O ser humano é movido por suas necessidades e desejos. Suas ações resultam de decisões tomadas com base em vários fatores disponíveis e em um determinado momento avalia qual a melhor escolha para o seu bem-estar. Desde a mais básica das necessidades humanas até o desejo por algo mais sofisticado que resulte na melhoria da sua qualidade de vida, o agente homem está constantemente agindo. É da sua natureza a luta constante pela sobrevivência, buscando condições de manter sua existência com o menor esforço possível. Aqueles que negligenciam isso sofrem as consequências de não ter o mínimo para sua existência ou mesmo a perda de suas economias. Portanto, o ser humano é um agente especulativo fazendo escolhas constantemente na busca do melhor e mais econômico para si.

Essa introdução é somente para explanar o que observamos quanto às atitudes das pessoas com o anúncio sobre o possível fechamento da SIX, unidade de processamento de xisto da Petrobras. Dentro dessa miscelânea temos pessoas que não se preocupam se o fato é verídico ou se é somente especulação política, pois independente disso suas necessidades futuras já estão atendidas. Temos também as pessoas que podem ser afetadas diretamente, seja pela perda do emprego, de suas economias ou de suas receitas com a queda nos negócios e, que até então eram seu colchão onde repousavam e tinham satisfeitas suas necessidades de sobrevivência.

Até o momento de escrever essa coluna, a Petrobras sempre se posicionou que não existe nenhum fato concreto de fechamento da unidade.  Então temos um ambiente econômico e político instável, onde a dúvida e a certeza estão em constante mutação na mente das pessoas. Em um ambiente de caos, as pessoas sentem insegurança, sofrimento, ansiedade, dúvida, incapacidade e subordinação devido a sua vulnerabilidade, emoções propícias para que políticos obtenham mais poder.
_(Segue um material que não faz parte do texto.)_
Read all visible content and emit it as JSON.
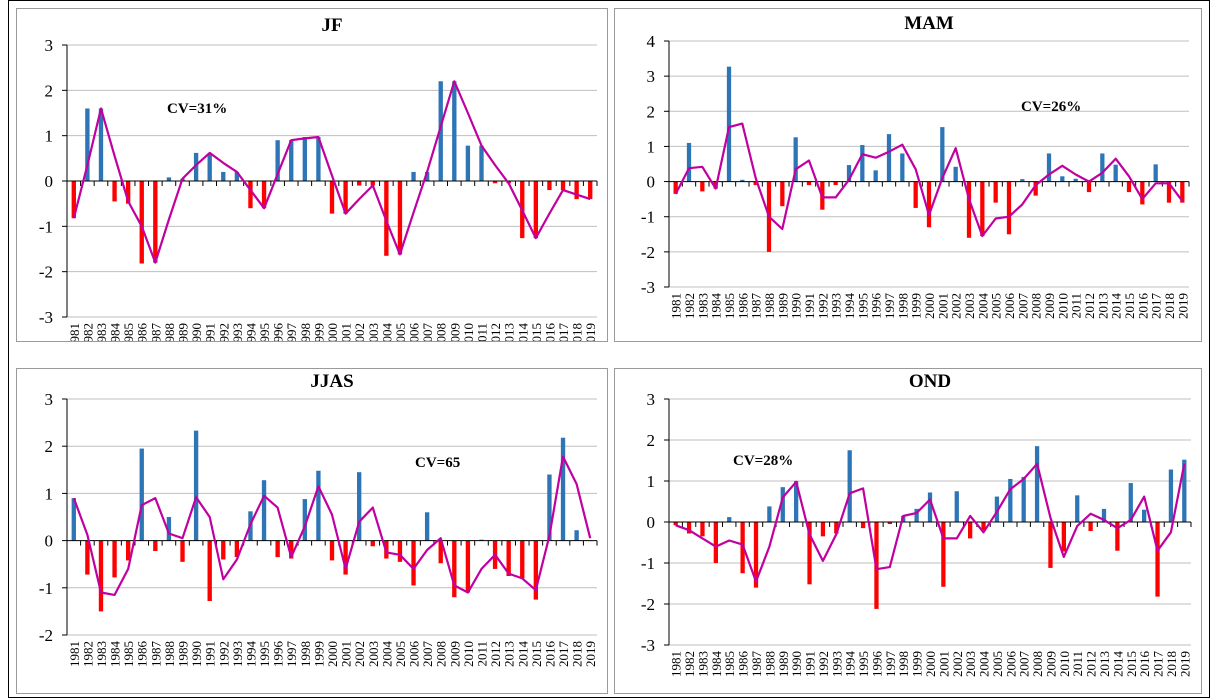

Nossas vidas são regidas pela política e são as atitudes políticas impostas que afetam as escolhas que as pessoas fazem para sua sobrevivência.

O governo sendo o maior acionista da Petrobras e responsável pela sua atual situação econômica e financeira, propositalmente colocou-a em uma situação de risco para a obtenção de mais poderes. Sugando seus recursos financeiros através da corrupção, fez o oposto do que um dono faria ou como age qualquer ser humano que investe e poupa suas economias pensando no futuro e na sobrevivência. O atual governo colocou a economia em frangalhos, sangrou as estatais e se transformou em uma cleptocracia. Não está interessado no bem-estar da população, mas tão somente em aumentar o seu poder totalitário. Querer transformar o país e a sociedade em um modelo político retrógrado, bolivariano, não é o caminho para propiciar melhorias na sociedade, mas sim destruir as economias de muitas famílias.

Para atender suas necessidades e seus desejos e, tendo agido em favor deste governo que está saqueando estatais e a economia, nossos políticos em troca de apoio e da verba partidária para suas campanhas, tem de solicitar apoio desses mesmos algozes para que mantenham as operações da SIX. Se fosse um filme, seria um drama ou uma comedia? Mas o fato é que várias pessoas correm o risco da perda de suas economias, dos empregos, das receitas e precisam refazer suas escolhas de sobrevivência e, em contraste vemos as narrativas políticas contraditórias em relação às atitudes daqueles que governam o país, os quais seguem com sua agenda ideológica totalitária, exaurindo o dinheiro público e as estatais.

Publicado originalmente na coluna Visão Política da Gazeta Informativa em 18/02/2016.